21 mars 2020 6 21 /03 /mars /2020 10:07

 

LA VOIE ROYALE

 

 

  - Qu’y a-t-il, Céleste ? Tu as passé une nuit vraiment agitée !!!

  La voix de Floriane me parvient, douce, calme, filtrée par des voiles de brume. Je m’assieds sur le divan, interroge ma femme d’un regard dubitatif.

  - Tu as beaucoup rêvé, sans doute. Tu n’as pas cessé de bouger, de parler d’Apollon, de Dionysos, du Docteur Simon. A ce propos, je crois que tu ferais mieux de mettre un terme à ta psychanalyse, je te trouve, comment dire, bizarre, étrange, ces temps-ci.

  - Oui, je sais, toujours préoccupé par des questions métaphysiques…

  - Qui frisent le délire, parfois. Peux-tu, par exemple, m’expliquer ta longue méditation sur le Temps ? Tes paroles étaient confuses, parfois peu audibles, mais j’ai pu mettre bout à bout les éléments du puzzle, reconstituer des bribes de phrases. J’avais le temps. Je n’arrivais pas à dormir, et pour cause !

  -Excuse-moi, Floriane, j’aurais dû m’installer dans le salon.

  -Donc, tes propos incohérents, donnaient à peu près ceci :

  - "La contemplation du monde...entaille...pouce...moyen de contention...âme trop abstraite...partage pas sa peau...un lézard...trou...peaux de bête...hallucination...gouffre...sous mes pieds...descente...enfers..."

  - Floriane, es-tu sûre de ne pas en rajouter ?

  - Oh, non, Céleste. J’abrège au contraire. Et tu vas voir, il y a mieux encore :

  - "Complexe...Exuvie...Oedipe...trouver...bonne peau...méthodos…"

  - S’il te plaît, Floriane, résume !

  -Oui, Céleste, j’ai bientôt fini. D’ailleurs, c’est comme pour les bons repas, je garde le meilleur pour la fin. Ecoute bien :

  - "J’ai retrouvé...chemin du ciel…"

  - Mais je croyais que tu étais agnostique ! Ton analyse te fait régresser. C’est classique ! Tu as dû revêtir ton aube d’enfant de chœur !

  - Floriane, s’il te plaît, arrête de me charcuter !

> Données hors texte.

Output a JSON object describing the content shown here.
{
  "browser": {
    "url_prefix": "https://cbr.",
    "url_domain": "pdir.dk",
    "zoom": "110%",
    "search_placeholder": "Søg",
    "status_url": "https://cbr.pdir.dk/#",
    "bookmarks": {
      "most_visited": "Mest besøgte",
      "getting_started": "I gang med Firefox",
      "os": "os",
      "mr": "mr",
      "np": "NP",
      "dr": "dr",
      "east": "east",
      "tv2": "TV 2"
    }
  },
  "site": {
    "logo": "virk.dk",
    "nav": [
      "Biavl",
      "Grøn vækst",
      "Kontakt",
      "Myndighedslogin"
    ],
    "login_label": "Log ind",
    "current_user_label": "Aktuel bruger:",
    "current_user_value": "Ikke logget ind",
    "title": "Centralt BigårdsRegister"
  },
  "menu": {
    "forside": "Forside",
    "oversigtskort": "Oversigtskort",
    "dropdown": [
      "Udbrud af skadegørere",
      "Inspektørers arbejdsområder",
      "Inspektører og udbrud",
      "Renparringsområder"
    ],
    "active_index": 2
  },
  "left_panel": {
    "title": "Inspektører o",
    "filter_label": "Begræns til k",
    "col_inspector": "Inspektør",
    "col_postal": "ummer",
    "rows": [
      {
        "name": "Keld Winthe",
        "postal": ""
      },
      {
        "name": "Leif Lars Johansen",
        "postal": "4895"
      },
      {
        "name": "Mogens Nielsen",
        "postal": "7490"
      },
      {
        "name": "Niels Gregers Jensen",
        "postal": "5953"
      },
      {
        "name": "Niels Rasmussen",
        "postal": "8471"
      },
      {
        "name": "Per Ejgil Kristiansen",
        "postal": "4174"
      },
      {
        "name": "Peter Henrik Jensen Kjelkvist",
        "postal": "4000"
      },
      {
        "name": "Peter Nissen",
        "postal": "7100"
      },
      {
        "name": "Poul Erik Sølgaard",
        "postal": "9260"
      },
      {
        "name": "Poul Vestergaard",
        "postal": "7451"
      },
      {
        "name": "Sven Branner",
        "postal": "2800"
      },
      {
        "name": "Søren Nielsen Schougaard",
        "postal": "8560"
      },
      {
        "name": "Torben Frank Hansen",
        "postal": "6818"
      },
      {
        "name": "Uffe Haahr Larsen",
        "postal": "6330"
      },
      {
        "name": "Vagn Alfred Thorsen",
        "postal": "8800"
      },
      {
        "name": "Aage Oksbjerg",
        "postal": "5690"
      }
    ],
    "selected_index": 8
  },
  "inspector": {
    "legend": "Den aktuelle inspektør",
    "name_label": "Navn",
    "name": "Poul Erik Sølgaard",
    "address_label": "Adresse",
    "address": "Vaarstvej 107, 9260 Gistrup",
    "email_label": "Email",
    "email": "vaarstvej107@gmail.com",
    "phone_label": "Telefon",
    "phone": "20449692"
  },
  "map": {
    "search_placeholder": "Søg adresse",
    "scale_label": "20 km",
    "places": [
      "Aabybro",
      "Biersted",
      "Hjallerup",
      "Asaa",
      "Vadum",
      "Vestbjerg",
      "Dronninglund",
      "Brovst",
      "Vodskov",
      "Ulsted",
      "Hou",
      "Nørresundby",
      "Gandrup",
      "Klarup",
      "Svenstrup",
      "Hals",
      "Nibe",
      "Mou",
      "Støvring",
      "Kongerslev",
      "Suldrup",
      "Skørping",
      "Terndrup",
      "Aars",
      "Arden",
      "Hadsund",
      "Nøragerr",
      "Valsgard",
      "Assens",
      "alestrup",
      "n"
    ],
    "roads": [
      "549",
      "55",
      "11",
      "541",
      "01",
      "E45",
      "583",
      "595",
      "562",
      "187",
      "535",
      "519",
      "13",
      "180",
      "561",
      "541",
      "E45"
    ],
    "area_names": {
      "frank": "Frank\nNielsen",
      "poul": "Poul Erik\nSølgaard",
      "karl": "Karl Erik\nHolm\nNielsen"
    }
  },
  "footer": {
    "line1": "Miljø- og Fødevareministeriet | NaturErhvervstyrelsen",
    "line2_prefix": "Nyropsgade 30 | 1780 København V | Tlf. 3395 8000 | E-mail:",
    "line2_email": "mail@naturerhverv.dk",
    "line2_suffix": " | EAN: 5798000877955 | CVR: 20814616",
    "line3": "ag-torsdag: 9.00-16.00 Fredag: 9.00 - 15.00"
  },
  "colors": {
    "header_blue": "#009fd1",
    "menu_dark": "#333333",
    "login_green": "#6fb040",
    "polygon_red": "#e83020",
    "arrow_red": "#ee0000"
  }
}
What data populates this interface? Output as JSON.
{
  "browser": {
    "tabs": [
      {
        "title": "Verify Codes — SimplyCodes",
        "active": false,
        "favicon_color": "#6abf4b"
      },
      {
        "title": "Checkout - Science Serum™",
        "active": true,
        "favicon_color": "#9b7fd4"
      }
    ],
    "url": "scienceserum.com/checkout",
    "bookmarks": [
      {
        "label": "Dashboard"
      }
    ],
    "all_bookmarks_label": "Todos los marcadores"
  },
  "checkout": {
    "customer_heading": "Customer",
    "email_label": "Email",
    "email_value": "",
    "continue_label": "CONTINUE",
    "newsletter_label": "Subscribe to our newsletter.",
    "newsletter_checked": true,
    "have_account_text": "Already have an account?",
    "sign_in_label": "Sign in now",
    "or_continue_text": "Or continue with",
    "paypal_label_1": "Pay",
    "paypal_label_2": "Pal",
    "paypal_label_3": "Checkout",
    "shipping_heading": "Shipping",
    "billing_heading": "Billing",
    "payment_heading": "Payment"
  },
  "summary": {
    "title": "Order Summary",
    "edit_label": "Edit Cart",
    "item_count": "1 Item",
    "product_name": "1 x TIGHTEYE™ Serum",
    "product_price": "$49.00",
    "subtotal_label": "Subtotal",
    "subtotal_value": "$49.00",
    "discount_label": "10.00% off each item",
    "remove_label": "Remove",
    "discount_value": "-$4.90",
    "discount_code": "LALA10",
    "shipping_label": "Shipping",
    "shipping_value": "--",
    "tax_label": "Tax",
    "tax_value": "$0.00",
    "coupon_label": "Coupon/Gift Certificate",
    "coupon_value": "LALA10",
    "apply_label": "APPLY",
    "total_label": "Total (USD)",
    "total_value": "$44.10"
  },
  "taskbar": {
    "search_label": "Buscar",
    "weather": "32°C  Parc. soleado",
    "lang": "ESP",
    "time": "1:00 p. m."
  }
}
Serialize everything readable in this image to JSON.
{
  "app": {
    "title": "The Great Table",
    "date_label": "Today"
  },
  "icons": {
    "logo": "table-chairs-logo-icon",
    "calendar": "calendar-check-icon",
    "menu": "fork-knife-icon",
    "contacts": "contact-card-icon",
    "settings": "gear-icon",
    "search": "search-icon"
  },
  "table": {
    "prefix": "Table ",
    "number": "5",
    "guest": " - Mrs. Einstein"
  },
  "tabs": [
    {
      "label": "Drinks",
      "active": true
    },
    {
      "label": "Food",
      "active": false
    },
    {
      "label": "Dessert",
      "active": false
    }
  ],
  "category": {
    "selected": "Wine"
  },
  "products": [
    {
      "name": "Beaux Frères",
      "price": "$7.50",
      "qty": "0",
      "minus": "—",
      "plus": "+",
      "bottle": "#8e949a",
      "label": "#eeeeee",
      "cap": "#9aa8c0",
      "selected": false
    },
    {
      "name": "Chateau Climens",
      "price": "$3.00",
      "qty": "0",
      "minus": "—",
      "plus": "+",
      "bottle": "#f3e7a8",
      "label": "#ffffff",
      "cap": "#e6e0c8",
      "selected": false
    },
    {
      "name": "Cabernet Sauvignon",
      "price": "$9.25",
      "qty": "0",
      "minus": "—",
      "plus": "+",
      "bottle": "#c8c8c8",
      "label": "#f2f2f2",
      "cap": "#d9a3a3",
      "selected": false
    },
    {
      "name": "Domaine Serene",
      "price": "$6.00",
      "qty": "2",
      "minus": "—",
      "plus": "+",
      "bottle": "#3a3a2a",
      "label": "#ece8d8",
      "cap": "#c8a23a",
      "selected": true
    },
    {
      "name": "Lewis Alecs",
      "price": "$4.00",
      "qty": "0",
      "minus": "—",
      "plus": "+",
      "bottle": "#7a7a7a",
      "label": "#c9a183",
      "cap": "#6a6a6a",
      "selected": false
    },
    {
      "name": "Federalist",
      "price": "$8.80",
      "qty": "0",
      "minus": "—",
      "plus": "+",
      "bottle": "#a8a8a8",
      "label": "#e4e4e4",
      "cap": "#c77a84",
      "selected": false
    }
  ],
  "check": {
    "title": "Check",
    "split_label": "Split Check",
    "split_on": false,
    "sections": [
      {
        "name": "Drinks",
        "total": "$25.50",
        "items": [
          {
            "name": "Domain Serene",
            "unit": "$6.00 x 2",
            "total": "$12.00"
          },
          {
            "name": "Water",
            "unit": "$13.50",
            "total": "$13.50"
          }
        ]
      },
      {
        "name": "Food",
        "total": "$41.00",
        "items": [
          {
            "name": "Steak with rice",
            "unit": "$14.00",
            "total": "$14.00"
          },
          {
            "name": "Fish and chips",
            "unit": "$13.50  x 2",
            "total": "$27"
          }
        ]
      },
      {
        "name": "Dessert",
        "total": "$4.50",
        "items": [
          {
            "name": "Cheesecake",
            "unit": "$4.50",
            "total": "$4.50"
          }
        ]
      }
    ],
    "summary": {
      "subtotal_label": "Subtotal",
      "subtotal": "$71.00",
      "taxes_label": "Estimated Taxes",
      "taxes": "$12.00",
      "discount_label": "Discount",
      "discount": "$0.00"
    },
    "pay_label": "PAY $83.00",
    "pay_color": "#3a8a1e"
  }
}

  - Juste un petit coup de scalpel. Encore quelques morceaux d’anthologie. Le Docteur Simon ne doit pas s’ennuyer avec un patient comme toi ! Donc, je poursuis :

  - "Le présent est un acte d’amour. Bien sûr...Insaisissable, le Présent, comme l’amour ! Docteur, je commence à mieux comprendre. Passé...Avenir, Apollon, Dionysos...réconciliés...grâce... Eros…"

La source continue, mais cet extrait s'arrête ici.